Jose Mourinho was sacked at Chelsea because he forgot or stopped caring that even for the manager, football is a team game.
His sacking proves no one is bigger than the club or the dressing room.
Ultimately, all his previous success counted for nothing when measured against the expectations of the owner and the current disastrous form of the club in England’s top division.
The manager, an increasingly divisive figure, fell victim to player power.
His brutal and public assessment that those players had betrayed him, in the wake of their defeat to Leicester City, was the final nail in his coffin.
Mourinho previously had the unerring backing of his staff but his increasingly erratic behaviour finally resulted in his “Et tu Brute” moment as previously loyal dressing room stars turned on him.
In football, the arts of coaching and management are two different skills.

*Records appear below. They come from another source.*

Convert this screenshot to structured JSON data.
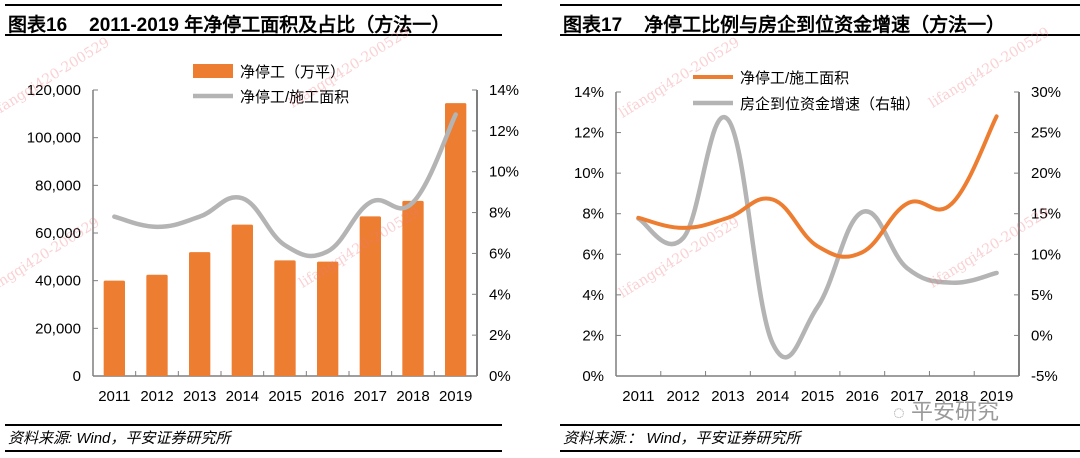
{
  "colors": {
    "bar": "#ED7D31",
    "line_orange": "#ED7D31",
    "line_gray": "#B4B4B4",
    "axis": "#7f7f7f",
    "rule": "#000000"
  },
  "left_panel": {
    "figure_number": "图表16",
    "title": "2011-2019 年净停工面积及占比（方法一）",
    "source": "资料来源: Wind，平安证券研究所"
  },
  "right_panel": {
    "figure_number": "图表17",
    "title": "净停工比例与房企到位资金增速（方法一）",
    "source": "资料来源:： Wind，平安证券研究所"
  },
  "watermark_text": "lifangqi420-200529",
  "brand_text": "平安研究",
  "chart_data": [
    {
      "type": "bar",
      "title": "2011-2019 年净停工面积及占比（方法一）",
      "categories": [
        "2011",
        "2012",
        "2013",
        "2014",
        "2015",
        "2016",
        "2017",
        "2018",
        "2019"
      ],
      "series": [
        {
          "name": "净停工（万平）",
          "type": "bar",
          "axis": "left",
          "values": [
            40000,
            42500,
            52000,
            63500,
            48500,
            48000,
            67000,
            73500,
            114500
          ]
        },
        {
          "name": "净停工/施工面积",
          "type": "line",
          "axis": "right",
          "values": [
            7.8,
            7.3,
            7.8,
            8.7,
            6.4,
            6.1,
            8.5,
            8.5,
            12.8
          ]
        }
      ],
      "y_left": {
        "min": 0,
        "max": 120000,
        "step": 20000,
        "ticks": [
          "0",
          "20,000",
          "40,000",
          "60,000",
          "80,000",
          "100,000",
          "120,000"
        ]
      },
      "y_right": {
        "min": 0,
        "max": 14,
        "step": 2,
        "ticks": [
          "0%",
          "2%",
          "4%",
          "6%",
          "8%",
          "10%",
          "12%",
          "14%"
        ]
      },
      "xlabel": "",
      "ylabel": "",
      "grid": false,
      "legend_position": "top-center"
    },
    {
      "type": "line",
      "title": "净停工比例与房企到位资金增速（方法一）",
      "categories": [
        "2011",
        "2012",
        "2013",
        "2014",
        "2015",
        "2016",
        "2017",
        "2018",
        "2019"
      ],
      "series": [
        {
          "name": "净停工/施工面积",
          "axis": "left",
          "values": [
            7.8,
            7.3,
            7.8,
            8.7,
            6.4,
            6.1,
            8.5,
            8.5,
            12.8
          ]
        },
        {
          "name": "房企到位资金增速（右轴）",
          "axis": "right",
          "values": [
            14.4,
            12.0,
            26.6,
            -1.0,
            3.5,
            15.2,
            8.3,
            6.5,
            7.7
          ]
        }
      ],
      "y_left": {
        "min": 0,
        "max": 14,
        "step": 2,
        "ticks": [
          "0%",
          "2%",
          "4%",
          "6%",
          "8%",
          "10%",
          "12%",
          "14%"
        ]
      },
      "y_right": {
        "min": -5,
        "max": 30,
        "step": 5,
        "ticks": [
          "-5%",
          "0%",
          "5%",
          "10%",
          "15%",
          "20%",
          "25%",
          "30%"
        ]
      },
      "xlabel": "",
      "ylabel": "",
      "grid": false,
      "legend_position": "top-center"
    }
  ]
}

A manager can lay down the essential elements of how he wants the game played and then hand the coaching over to others.
Managing the enormous egos of multi-millionaire players who are financially secure for life cannot be delegated, though.
The manager has to pamper and persuade in equal measure.
A football dressing room has cliques like any other workplace.
When senior players of status decide the manager has outlived his usefulness, they usually win.
It is much easier to get rid of one individual than a clutch of players so no matter how big a name the boss has been there can only be one winner when the dressing room turns.
Of course, this scenario only happens when the team is failing.
Success in football allows all sorts of misbehaviour to be tolerated by fans and owners alike.
It is only when the results turn bad that the manager’s head is called for.
Mourinho will not be out of work long because football is full of employers who will hire him regardless of his increasingly arrogant behaviour.
His departure, though, also highlights the remarkable success that Sir Alex Ferguson had as the manager at Manchester Utd and crucially, his ability to adapt to a rapidly changing environment.
Fergie was notorious in his early management career as a man who could dish out the hairdryer treatment.
When the Bosman ruling freed football players from the suffocating control of their clubs, and into the bargain made many of them very rich, a new way of managing had to be found.
Ferguson made the transition from dressing-room dressing downs to a much more modern and sophisticated management style with ease.
This was recognition of a changing football world in which players simply didn’t need to and wouldn’t accept the old ways of tyranny.
Ferguson’s brusque and often rude behaviour was subsequently reserved for the media for whom he had little time but his style with the players was modern management personified.
Mourinho fell into the trap of forgetting how to keep friends and influence people.
In anointing himself as the Special One he paid self homage to his own particular brand of people skills.
Somewhere along the way he lost them.